The main technical safeguard is encryption, which ensures that data is protected from unauthorized access. Though this is termed an “addressable” requirement under HIPAA, the term is misleading. For a CE or BA to be HIPAA-compliant, they must use some form of encryption, or an equally secure technology, on all of their PHI.
Phishing is when cybercriminals send fraudulent emails, messages, or use other means of communication to trick individuals into handing over sensitive information or installing malware. Oftentimes, the aim is to obtain login credentials which can be used to gain access to the network or email accounts and steal ePHI.
Anyone can be a target of phishing, so it is essential for all employees to be trained how to spot phishing emails. Identifying phishing emails can be difficult. Attacks often involve the spoofing of contacts and trusted businesses and social engineering techniques are used to convince targets that it is safe to disclose information. Simple tricks such as never sending private details over an email, opening attachments from unknown individuals, or visiting hyperlinks sent in emails can help to prevent individuals from falling for a phishing scam.
Phishing is particularly dangerous if it leads to the downloading of malware. Malware can take many forms, but ransomware has caused many problems over the last few years. Ransomware encrypts files to prevent access. A ransom is demanded to supply the keys to unlock the encryption. Many readers will be familiar with the “WannaCry” attacks that targeted healthcare providers around the world and put many patients at risk.

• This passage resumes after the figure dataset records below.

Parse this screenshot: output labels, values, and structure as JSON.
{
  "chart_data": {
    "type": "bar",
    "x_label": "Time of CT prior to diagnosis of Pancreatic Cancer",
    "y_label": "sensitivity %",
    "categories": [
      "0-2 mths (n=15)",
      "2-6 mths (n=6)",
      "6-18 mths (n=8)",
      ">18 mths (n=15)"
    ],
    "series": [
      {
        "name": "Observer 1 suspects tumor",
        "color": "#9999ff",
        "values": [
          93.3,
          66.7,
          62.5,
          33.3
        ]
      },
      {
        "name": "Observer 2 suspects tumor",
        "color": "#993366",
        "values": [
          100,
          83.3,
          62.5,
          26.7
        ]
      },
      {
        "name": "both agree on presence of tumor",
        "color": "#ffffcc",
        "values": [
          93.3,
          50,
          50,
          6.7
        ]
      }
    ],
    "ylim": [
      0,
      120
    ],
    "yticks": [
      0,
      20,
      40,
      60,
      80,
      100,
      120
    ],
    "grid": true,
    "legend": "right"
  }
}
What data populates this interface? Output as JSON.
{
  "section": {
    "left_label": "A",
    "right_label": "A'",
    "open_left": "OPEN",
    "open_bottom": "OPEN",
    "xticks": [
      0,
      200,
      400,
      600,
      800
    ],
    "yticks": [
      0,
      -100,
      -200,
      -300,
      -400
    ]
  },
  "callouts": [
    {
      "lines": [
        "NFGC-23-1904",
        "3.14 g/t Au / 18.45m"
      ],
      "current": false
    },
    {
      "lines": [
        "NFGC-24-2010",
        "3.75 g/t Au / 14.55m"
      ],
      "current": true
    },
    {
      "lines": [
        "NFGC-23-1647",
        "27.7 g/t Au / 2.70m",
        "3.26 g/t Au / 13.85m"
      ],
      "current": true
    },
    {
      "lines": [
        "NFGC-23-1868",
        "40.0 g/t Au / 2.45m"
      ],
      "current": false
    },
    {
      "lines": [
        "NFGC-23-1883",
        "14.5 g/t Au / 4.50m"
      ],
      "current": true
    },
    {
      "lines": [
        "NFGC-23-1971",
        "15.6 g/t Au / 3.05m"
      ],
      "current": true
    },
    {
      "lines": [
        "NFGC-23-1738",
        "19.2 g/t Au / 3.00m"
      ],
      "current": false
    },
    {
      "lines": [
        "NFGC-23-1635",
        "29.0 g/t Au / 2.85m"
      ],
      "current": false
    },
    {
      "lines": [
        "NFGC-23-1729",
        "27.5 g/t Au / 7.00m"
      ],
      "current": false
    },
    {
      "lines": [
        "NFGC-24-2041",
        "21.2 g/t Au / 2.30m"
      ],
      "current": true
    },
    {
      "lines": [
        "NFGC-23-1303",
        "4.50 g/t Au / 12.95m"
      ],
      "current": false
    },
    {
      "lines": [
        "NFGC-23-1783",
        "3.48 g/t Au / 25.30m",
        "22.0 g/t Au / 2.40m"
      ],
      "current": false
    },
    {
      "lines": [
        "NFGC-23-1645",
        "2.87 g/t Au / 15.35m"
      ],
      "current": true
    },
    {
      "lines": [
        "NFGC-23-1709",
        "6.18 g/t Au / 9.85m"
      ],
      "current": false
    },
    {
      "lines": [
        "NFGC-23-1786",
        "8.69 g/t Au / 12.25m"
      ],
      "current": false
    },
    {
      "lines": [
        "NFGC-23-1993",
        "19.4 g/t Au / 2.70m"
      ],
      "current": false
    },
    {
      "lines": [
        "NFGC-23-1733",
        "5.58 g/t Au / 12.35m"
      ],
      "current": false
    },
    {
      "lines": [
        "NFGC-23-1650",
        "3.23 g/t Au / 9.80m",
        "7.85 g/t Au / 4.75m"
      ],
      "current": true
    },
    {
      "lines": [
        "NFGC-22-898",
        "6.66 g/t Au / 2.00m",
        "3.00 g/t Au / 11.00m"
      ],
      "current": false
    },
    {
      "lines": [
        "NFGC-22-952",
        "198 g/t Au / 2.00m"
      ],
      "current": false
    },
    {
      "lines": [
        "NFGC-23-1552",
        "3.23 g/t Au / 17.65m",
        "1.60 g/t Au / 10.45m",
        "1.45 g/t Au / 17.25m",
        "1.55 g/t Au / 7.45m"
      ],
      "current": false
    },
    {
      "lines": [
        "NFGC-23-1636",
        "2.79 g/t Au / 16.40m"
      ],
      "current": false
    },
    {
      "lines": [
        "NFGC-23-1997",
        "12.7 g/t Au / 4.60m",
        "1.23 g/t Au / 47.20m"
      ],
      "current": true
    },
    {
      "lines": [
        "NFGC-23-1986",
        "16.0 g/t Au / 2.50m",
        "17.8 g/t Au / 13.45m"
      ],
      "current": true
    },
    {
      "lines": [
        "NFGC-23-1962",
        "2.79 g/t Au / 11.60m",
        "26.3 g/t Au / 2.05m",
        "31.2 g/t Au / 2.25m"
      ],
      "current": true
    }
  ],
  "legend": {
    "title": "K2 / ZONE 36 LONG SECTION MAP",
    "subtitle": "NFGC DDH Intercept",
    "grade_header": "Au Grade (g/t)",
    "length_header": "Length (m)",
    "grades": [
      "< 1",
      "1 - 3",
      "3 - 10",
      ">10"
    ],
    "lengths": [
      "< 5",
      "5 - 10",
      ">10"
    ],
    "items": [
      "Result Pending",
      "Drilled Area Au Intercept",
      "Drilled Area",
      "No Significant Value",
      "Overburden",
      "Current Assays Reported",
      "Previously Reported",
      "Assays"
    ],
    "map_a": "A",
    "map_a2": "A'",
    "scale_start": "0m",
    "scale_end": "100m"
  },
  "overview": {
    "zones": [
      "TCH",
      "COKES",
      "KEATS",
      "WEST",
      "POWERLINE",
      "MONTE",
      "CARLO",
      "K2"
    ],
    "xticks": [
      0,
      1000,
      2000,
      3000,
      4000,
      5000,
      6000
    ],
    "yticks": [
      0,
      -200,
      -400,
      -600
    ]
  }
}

In the case of unavoidable and unforeseeable cyberattacks, where all the necessary precautions had been put in place but failed to prevent an attack, OCR will not issue financial penalties. However, it must be shown that before the attack, CEs and BAs were in compliance with all of the requirements of the HIPAA Security Rule.
Cybersecurity is an essential component of HIPAA compliance. Without appropriate cybersecurity controls, electronic copies of patient records are at risk of compromise. The biggest threats come from hackers who try to gain access to healthcare networks and email accounts and from “phishers” who use social engineering techniques to trick victims into divulging sensitive information.
Technical safeguards can be employed against both of these types of attacks, while staff training can help to ensure that employees spot phishing emails and do not respond.